Wpis z mikrobloga

@arahooo: Nie rozumiem tego fenomentu wody mineralnej. W Finlandii w rodzimych marketach nie uswiadczysz, co najwyżej smakową.
Mineralna jest tylko w sieciówkach.

Tam każdy wodę z kranu pije. W Polsce też nie jest najgorzej, ok, ważne jaki region, ale standardy wody pitnej, a taka musi płynąć z kranu są jasne. KAŻDA kropla musi nadawac sie do spożycia :)
@Zeugma: stalowe, układane jeszcze za Helmuta, bo to chałupa z 1850. Nie chodzi o materiał, tylko labirynt rur. Niektóre z nich są ślepo zakończone, kompletnie bez przepływu, niektóre zawalone mułem, a w niektórych znalazłem tłustą maź (bo rury u siebie w lokalu wymieniałem). To chce przefiltrować.

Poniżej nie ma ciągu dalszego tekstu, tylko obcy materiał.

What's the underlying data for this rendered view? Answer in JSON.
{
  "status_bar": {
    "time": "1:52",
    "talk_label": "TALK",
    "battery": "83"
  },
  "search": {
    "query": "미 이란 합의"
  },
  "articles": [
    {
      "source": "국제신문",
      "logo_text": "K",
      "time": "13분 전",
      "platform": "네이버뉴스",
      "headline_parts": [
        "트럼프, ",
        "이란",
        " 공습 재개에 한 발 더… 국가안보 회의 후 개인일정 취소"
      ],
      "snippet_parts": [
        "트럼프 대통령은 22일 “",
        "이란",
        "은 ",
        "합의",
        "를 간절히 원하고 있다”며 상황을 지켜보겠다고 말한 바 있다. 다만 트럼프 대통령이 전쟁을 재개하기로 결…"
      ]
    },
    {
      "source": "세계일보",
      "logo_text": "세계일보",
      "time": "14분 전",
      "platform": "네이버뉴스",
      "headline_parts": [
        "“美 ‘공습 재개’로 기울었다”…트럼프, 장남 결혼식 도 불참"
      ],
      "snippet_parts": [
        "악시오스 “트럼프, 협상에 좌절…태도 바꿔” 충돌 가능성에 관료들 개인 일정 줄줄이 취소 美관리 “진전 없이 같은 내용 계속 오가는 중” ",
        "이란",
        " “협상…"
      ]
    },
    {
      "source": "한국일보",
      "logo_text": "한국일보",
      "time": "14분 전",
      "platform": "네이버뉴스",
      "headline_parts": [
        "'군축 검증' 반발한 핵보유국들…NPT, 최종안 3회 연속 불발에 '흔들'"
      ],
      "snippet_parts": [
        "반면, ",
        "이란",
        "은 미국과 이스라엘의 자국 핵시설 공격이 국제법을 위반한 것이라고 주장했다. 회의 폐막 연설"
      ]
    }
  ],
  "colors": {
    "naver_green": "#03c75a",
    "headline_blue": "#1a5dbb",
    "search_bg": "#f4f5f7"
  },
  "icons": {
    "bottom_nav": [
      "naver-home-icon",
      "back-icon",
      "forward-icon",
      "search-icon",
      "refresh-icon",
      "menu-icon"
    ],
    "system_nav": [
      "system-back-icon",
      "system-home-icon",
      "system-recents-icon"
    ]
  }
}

@arahooo: ja prosto z kranu, w pracy mam dystrybutor, który zamiast baniaka z wodą jest podłączony prosto do sieci. Różowa woli z filtra, teściowie też, a np. rodzice używają soda stream bez filtrowania. Tak czy inaczej nikt w najbliższym otoczeniu od dawna nie kupuje wody w sklepie.